Una gioia che si spegne in poche ore: «La guerra continua». Nella riunione del 27 luglio 1943 il governo militare di fatto instaura una dittatura militare: scioglie il partito e le organizzazioni fasciste; integra la Milizia nelle forze dello Stato; sopprime il Tribunale speciale; vieta la ricostituzione dei partiti politici; proibisce le manifestazioni e di portare distintivi, esporre bandiere, riunirsi in pubblico in più di tre persone. Un clima di terrore. Sui giornali ampi spazi bianchi sono frutto di una rigida censura; i cinema chiudono in forte anticipo; i militari pattugliano le strade; chiunque compie atti di violenza e ribellione, profferisce insulti contro le Forze armate e le istituzioni, fa un minimo gesto di solidarietà con i perturbatori dell’ordine, disobbedisce agli ordini, vilipende superiori e istituzioni, è immediatamente fucilato. La gente si sente soffocare. Nello scontento matura l’armistizio dell’8 settembre 1943. La dittatura è dura a morire: nasce il Partito fascista repubblicano che fonda la Repubblica sociale italiana che dura sino al 25 aprile 1945.
Su «L’Osservatore Romano» lo storico Matteo Luigi Napolitano ricostruisce le reazioni di oltre Tevere. La mattina del 25 luglio il segretario di «Propaganda fide», Celso Costantini, prega il sostituto della Segreteria di Stato, Giovanni Battista Montini, di andarlo a trovare «per un affare grave e urgente». Ad attenderlo c’è Alberto De Stefani, economista e cattedratico, ex ministro delle Finanze e membro del Gran Consiglio. Montini appunta: «Dopo discussione assai animata e obbiettiva», al Gran Consiglio si vota l’ordine del giorno auspicante il ritorno allo Statuto Albertino: «Il capo del governo ha mostrato di non avere più il controllo della situazione, né di sé stesso». I congiurati inviano in Vaticano l’ordine del giorno Grandi, la lista dei presenti e il risultato del voto. Secondo De Stefani si dovrebbe aprire una trattativa con i tedeschi per consentire all’Italia di tornare neutrale e con gli Alleati «per sapere quale trattamento riserverebbero all’Italia nel caso uscisse dal conflitto», evitando l’occupazione militare. Montini risponde che la Santa Sede non può fare alcun passo «se non invitata da organi ufficiali dello Stato» e che le intenzioni degli Alleati sono ben note: «Non risulta una richiesta italiana per un intervento della Santa Sede».

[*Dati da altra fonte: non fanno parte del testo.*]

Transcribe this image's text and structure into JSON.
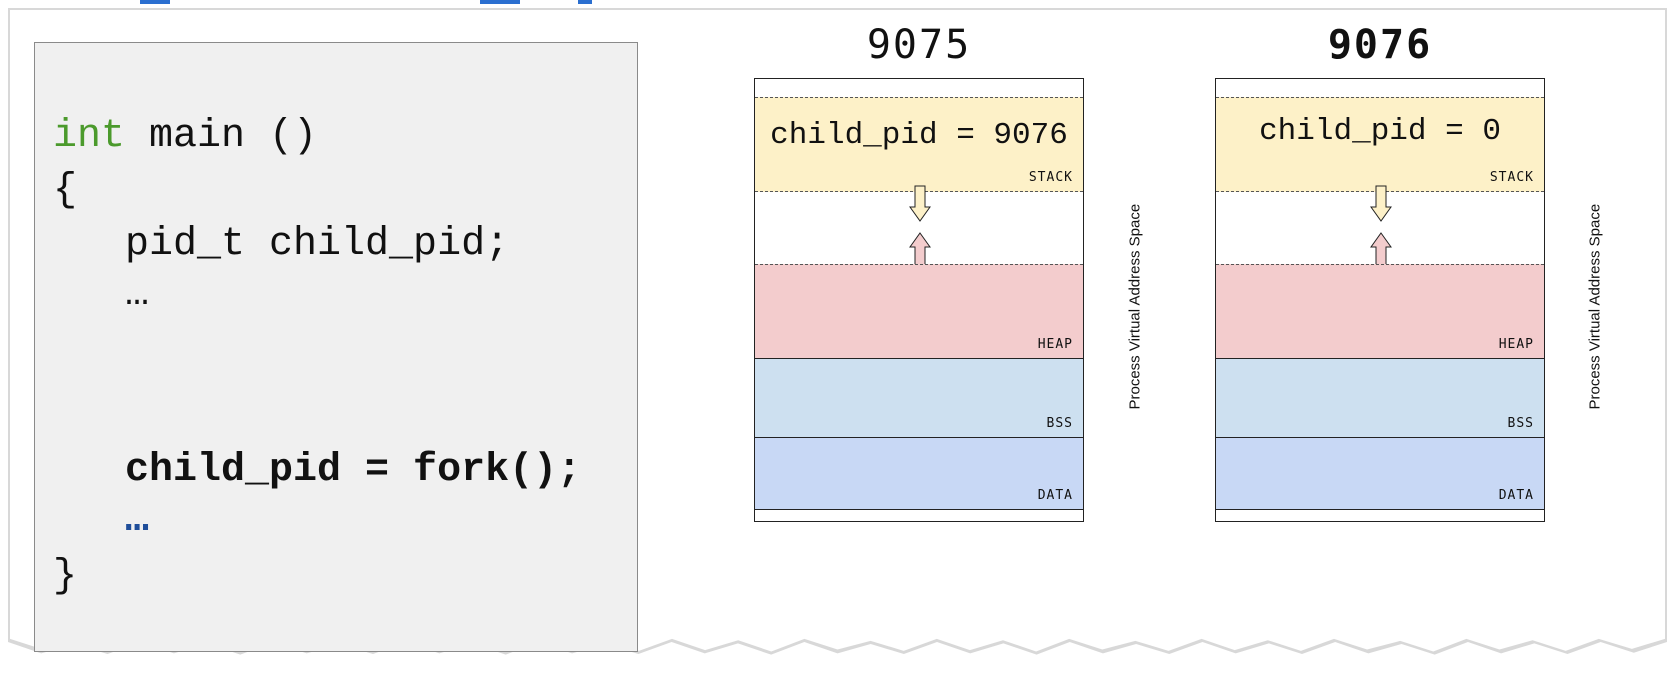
{
  "code": {
    "lines": [
      {
        "keyword": "int",
        "rest": " main ()"
      },
      {
        "text": "{"
      },
      {
        "text": "   pid_t child_pid;"
      },
      {
        "text": "   …"
      },
      {
        "text": "   child_pid = fork();"
      },
      {
        "text": "   …"
      },
      {
        "text": "}"
      }
    ]
  },
  "processes": [
    {
      "pid": "9075",
      "stack_var": "child_pid = 9076",
      "segments": {
        "stack": "STACK",
        "heap": "HEAP",
        "bss": "BSS",
        "data": "DATA"
      },
      "side_label": "Process Virtual Address Space"
    },
    {
      "pid": "9076",
      "stack_var": "child_pid = 0",
      "segments": {
        "stack": "STACK",
        "heap": "HEAP",
        "bss": "BSS",
        "data": "DATA"
      },
      "side_label": "Process Virtual Address Space"
    }
  ],
  "colors": {
    "stack": "#fdf1c8",
    "heap": "#f3cccd",
    "bss": "#cde0f0",
    "data": "#c8d8f5",
    "keyword": "#4b9a2c",
    "code_panel": "#f0f0f0"
  }
}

In Vaticano si pensa e si cerca cosa fare. L’ambasciatore tedesco a Roma Ernst Von Weizsäcker chiede al cardinale segretario di Stato Pietro Maglione notizie sulla situazione politica. Gli risponde di saperne ben poco. Cosa pensa delle parole di Badoglio: «La guerra continua»? Maglione è molto cauto: «L’Italia dimostra di voler procedere d’accordo con la Germania anche se ha intenzione di fare qualche passo per la cessazione delle ostilità». Che intenzioni ha la Santa Sede? «La Santa Sede desidera, e non da ieri o da oggi, sinceramente e fervidamente una pace giusta, equa e duratura, ma non può offrirsi come mediatrice se non è pregata da almeno una delle due parti. Da nessuna è stata invitata a interporsi». L’ambasciatore: «Credo che il mio governo non domanderà la pace».